Waterfall in Vestland, Norway

Kvinnefossen (sometimes spelled Kvinnafossen; locally called Kvinnao) is a waterfall of the river Kvinna in Sogndal Municipality in Vestland county, Norway. County Road 55 runs right past the 200 m falls.

The river and waterfall area is a protected environmental area and thus preventing a dam from being built for hydroelectric power production.

==Name==
The name Kvinnefossen (or Kvinnao as it is called locally) is said to come from a legend about a woman who fell over the waterfall and died. Also, it is said that the rocky cliffs down towards the sea at a particular water level, the water takes on the shape of a woman's figure. When they built the road to Hella, there was a lot of landslides at the site, and this may have led to a change in the river course so that the woman's figure is no longer visible. In Norwegian, kvinna means "the woman" and fossen means "the waterfall".

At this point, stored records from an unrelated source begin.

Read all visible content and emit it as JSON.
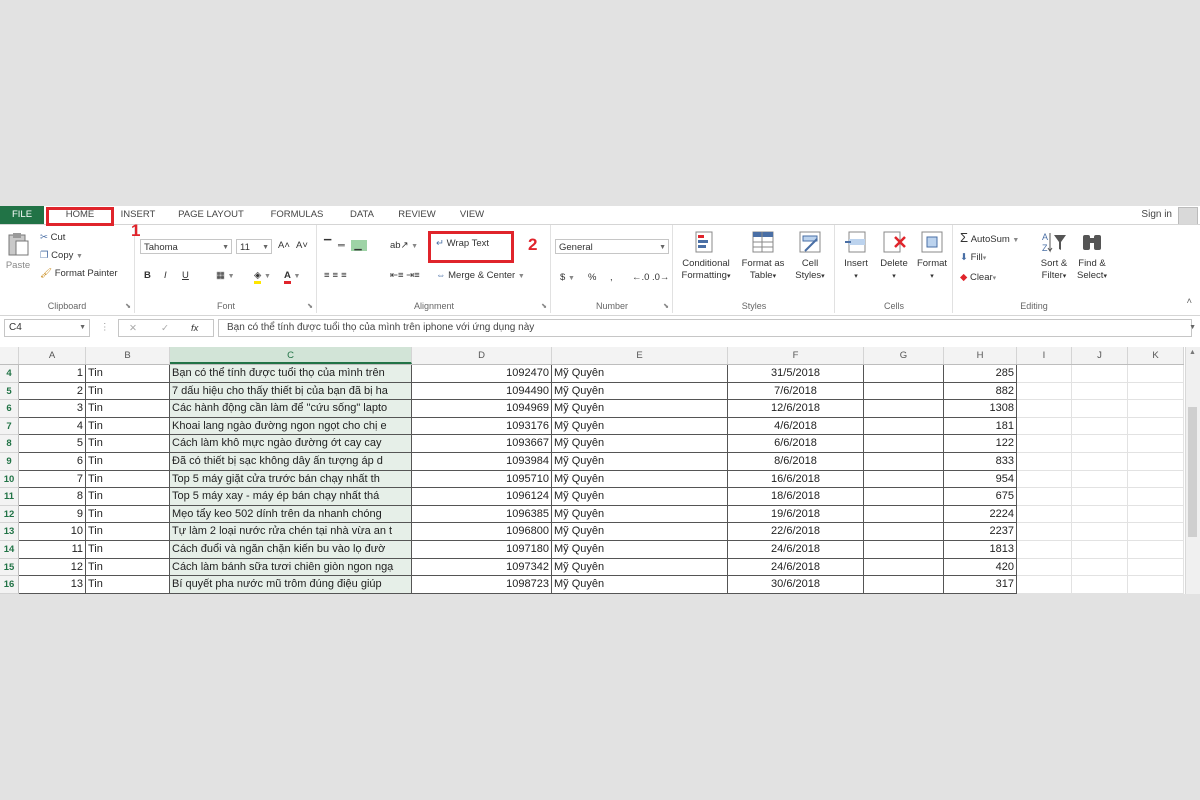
{
  "tabs": {
    "file": "FILE",
    "home": "HOME",
    "insert": "INSERT",
    "page_layout": "PAGE LAYOUT",
    "formulas": "FORMULAS",
    "data": "DATA",
    "review": "REVIEW",
    "view": "VIEW",
    "sign_in": "Sign in"
  },
  "clipboard": {
    "paste": "Paste",
    "cut": "Cut",
    "copy": "Copy",
    "format_painter": "Format Painter",
    "label": "Clipboard"
  },
  "font": {
    "name": "Tahoma",
    "size": "11",
    "bold": "B",
    "italic": "I",
    "underline": "U",
    "grow": "A˄",
    "shrink": "A˅",
    "label": "Font"
  },
  "alignment": {
    "wrap_text": "Wrap Text",
    "merge_center": "Merge & Center",
    "label": "Alignment"
  },
  "number": {
    "format": "General",
    "currency": "$",
    "percent": "%",
    "comma": ",",
    "label": "Number"
  },
  "styles": {
    "conditional_1": "Conditional",
    "conditional_2": "Formatting",
    "format_table_1": "Format as",
    "format_table_2": "Table",
    "cell_styles_1": "Cell",
    "cell_styles_2": "Styles",
    "label": "Styles"
  },
  "cells": {
    "insert": "Insert",
    "delete": "Delete",
    "format": "Format",
    "label": "Cells"
  },
  "editing": {
    "autosum": "AutoSum",
    "fill": "Fill",
    "clear": "Clear",
    "sort_1": "Sort &",
    "sort_2": "Filter",
    "find_1": "Find &",
    "find_2": "Select",
    "label": "Editing"
  },
  "annotations": {
    "step1": "1",
    "step2": "2",
    "color": "#e0242b"
  },
  "formula_bar": {
    "name_box": "C4",
    "cancel": "✕",
    "enter": "✓",
    "fx": "fx",
    "value": "Bạn có thể tính được tuổi thọ của mình trên iphone với ứng dụng này"
  },
  "columns": [
    "A",
    "B",
    "C",
    "D",
    "E",
    "F",
    "G",
    "H",
    "I",
    "J",
    "K"
  ],
  "rows": [
    {
      "row": "4",
      "a": "1",
      "b": "Tin",
      "c": "Bạn có thể tính được tuổi thọ của mình trên",
      "d": "1092470",
      "e": "Mỹ Quyên",
      "f": "31/5/2018",
      "h": "285"
    },
    {
      "row": "5",
      "a": "2",
      "b": "Tin",
      "c": "7 dấu hiệu cho thấy thiết bị của bạn đã bị ha",
      "d": "1094490",
      "e": "Mỹ Quyên",
      "f": "7/6/2018",
      "h": "882"
    },
    {
      "row": "6",
      "a": "3",
      "b": "Tin",
      "c": "Các hành động cần làm để \"cứu sống\" lapto",
      "d": "1094969",
      "e": "Mỹ Quyên",
      "f": "12/6/2018",
      "h": "1308"
    },
    {
      "row": "7",
      "a": "4",
      "b": "Tin",
      "c": "Khoai lang ngào đường ngon ngọt cho chị e",
      "d": "1093176",
      "e": "Mỹ Quyên",
      "f": "4/6/2018",
      "h": "181"
    },
    {
      "row": "8",
      "a": "5",
      "b": "Tin",
      "c": "Cách làm khô mực ngào đường ớt cay cay",
      "d": "1093667",
      "e": "Mỹ Quyên",
      "f": "6/6/2018",
      "h": "122"
    },
    {
      "row": "9",
      "a": "6",
      "b": "Tin",
      "c": "Đã có thiết bị sạc không dây ấn tượng áp d",
      "d": "1093984",
      "e": "Mỹ Quyên",
      "f": "8/6/2018",
      "h": "833"
    },
    {
      "row": "10",
      "a": "7",
      "b": "Tin",
      "c": "Top 5 máy giặt cửa trước bán chạy nhất th",
      "d": "1095710",
      "e": "Mỹ Quyên",
      "f": "16/6/2018",
      "h": "954"
    },
    {
      "row": "11",
      "a": "8",
      "b": "Tin",
      "c": "Top 5 máy xay - máy ép bán chạy nhất thá",
      "d": "1096124",
      "e": "Mỹ Quyên",
      "f": "18/6/2018",
      "h": "675"
    },
    {
      "row": "12",
      "a": "9",
      "b": "Tin",
      "c": "Mẹo tẩy keo 502 dính trên da nhanh chóng",
      "d": "1096385",
      "e": "Mỹ Quyên",
      "f": "19/6/2018",
      "h": "2224"
    },
    {
      "row": "13",
      "a": "10",
      "b": "Tin",
      "c": "Tự làm 2 loại nước rửa chén tại nhà vừa an t",
      "d": "1096800",
      "e": "Mỹ Quyên",
      "f": "22/6/2018",
      "h": "2237"
    },
    {
      "row": "14",
      "a": "11",
      "b": "Tin",
      "c": "Cách đuổi và ngăn chặn kiến bu vào lọ đườ",
      "d": "1097180",
      "e": "Mỹ Quyên",
      "f": "24/6/2018",
      "h": "1813"
    },
    {
      "row": "15",
      "a": "12",
      "b": "Tin",
      "c": "Cách làm bánh sữa tươi chiên giòn ngon ngạ",
      "d": "1097342",
      "e": "Mỹ Quyên",
      "f": "24/6/2018",
      "h": "420"
    },
    {
      "row": "16",
      "a": "13",
      "b": "Tin",
      "c": "Bí quyết pha nước mũ trôm đúng điệu giúp",
      "d": "1098723",
      "e": "Mỹ Quyên",
      "f": "30/6/2018",
      "h": "317"
    }
  ]
}
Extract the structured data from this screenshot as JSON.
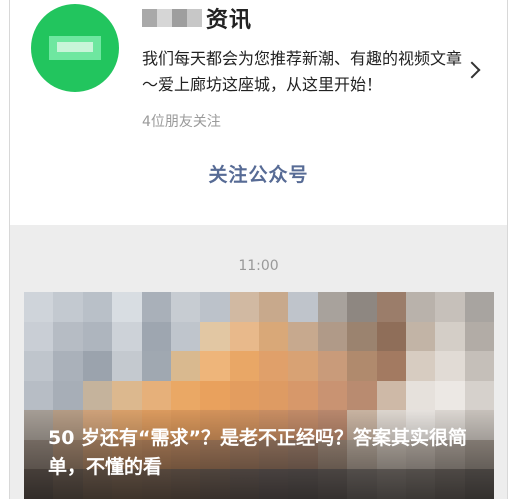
{
  "account": {
    "name_suffix": "资讯",
    "description": "我们每天都会为您推荐新潮、有趣的视频文章～爱上廊坊这座城，从这里开始！",
    "followers_text": "4位朋友关注",
    "follow_label": "关注公众号",
    "avatar_color": "#22c55e"
  },
  "feed": {
    "time": "11:00",
    "article": {
      "title": "50 岁还有“需求”？是老不正经吗？答案其实很简单，不懂的看"
    }
  },
  "colors": {
    "link": "#576b95",
    "muted": "#9a9a9a",
    "background": "#ededed"
  }
}
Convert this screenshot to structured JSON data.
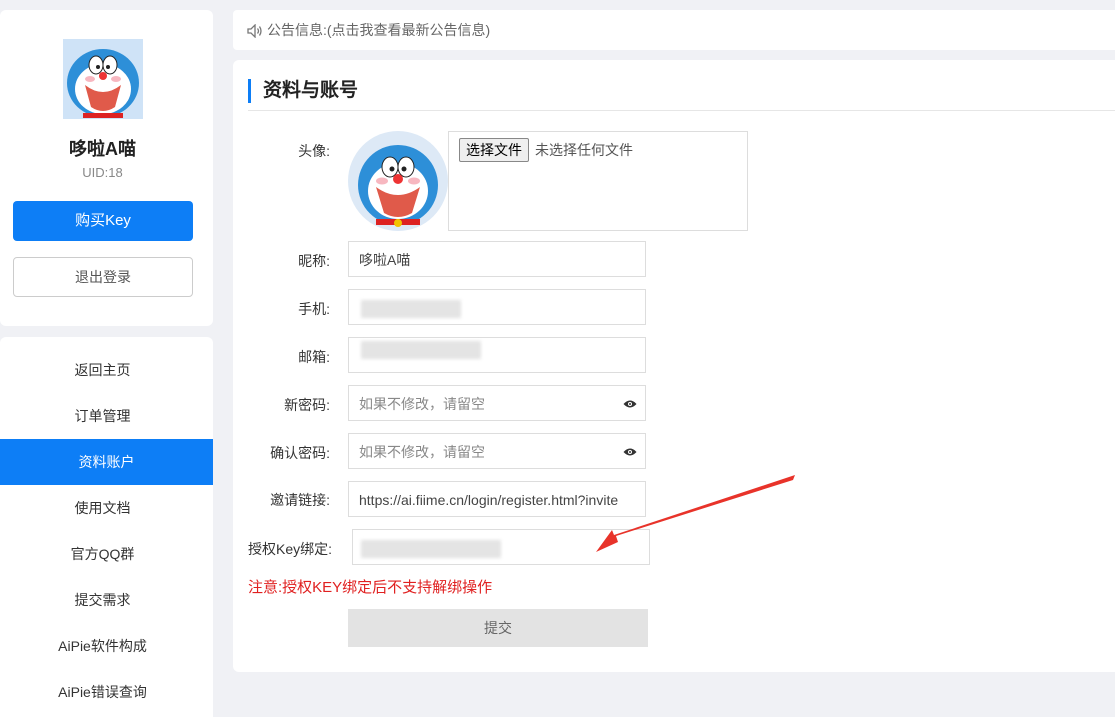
{
  "notice": {
    "text": "公告信息:(点击我查看最新公告信息)",
    "icon": "speaker-icon"
  },
  "profile": {
    "name": "哆啦A喵",
    "uid": "UID:18",
    "buy_key_label": "购买Key",
    "logout_label": "退出登录"
  },
  "nav": {
    "items": [
      {
        "label": "返回主页"
      },
      {
        "label": "订单管理"
      },
      {
        "label": "资料账户",
        "active": true
      },
      {
        "label": "使用文档"
      },
      {
        "label": "官方QQ群"
      },
      {
        "label": "提交需求"
      },
      {
        "label": "AiPie软件构成"
      },
      {
        "label": "AiPie错误查询"
      }
    ]
  },
  "form": {
    "title": "资料与账号",
    "avatar_label": "头像:",
    "file_button": "选择文件",
    "file_status": "未选择任何文件",
    "nickname_label": "昵称:",
    "nickname_value": "哆啦A喵",
    "phone_label": "手机:",
    "email_label": "邮箱:",
    "new_password_label": "新密码:",
    "new_password_placeholder": "如果不修改，请留空",
    "confirm_password_label": "确认密码:",
    "confirm_password_placeholder": "如果不修改，请留空",
    "invite_label": "邀请链接:",
    "invite_value": "https://ai.fiime.cn/login/register.html?invite",
    "license_key_label": "授权Key绑定:",
    "warning": "注意:授权KEY绑定后不支持解绑操作",
    "submit_label": "提交"
  },
  "colors": {
    "accent": "#0d7ef6",
    "warning": "#e02020",
    "arrow": "#e8332a"
  }
}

Others claim that the name comes from the Nynorsk word kvin, which means a "screeching" or "whining" sound, and that the waterfall was called Kvinefossen because it is said that under certain weather conditions, a loud sound can be heard from the water in the waterfall.

==Tourist attraction==
Kvinnefossen is a spectacular waterfall to see, especially when the water level is high. When the waterfall hits the bottom of the drop, it creates a large spray which goes out towards the bridge on the road below. The waterfall is clearly visible from Vangsnes on the other side of the fjord, and from boats on the fjord. The Norwegian Public Roads Administration built a parking lot right just before the bridge so that people can stop to look at and take pictures of the waterfall.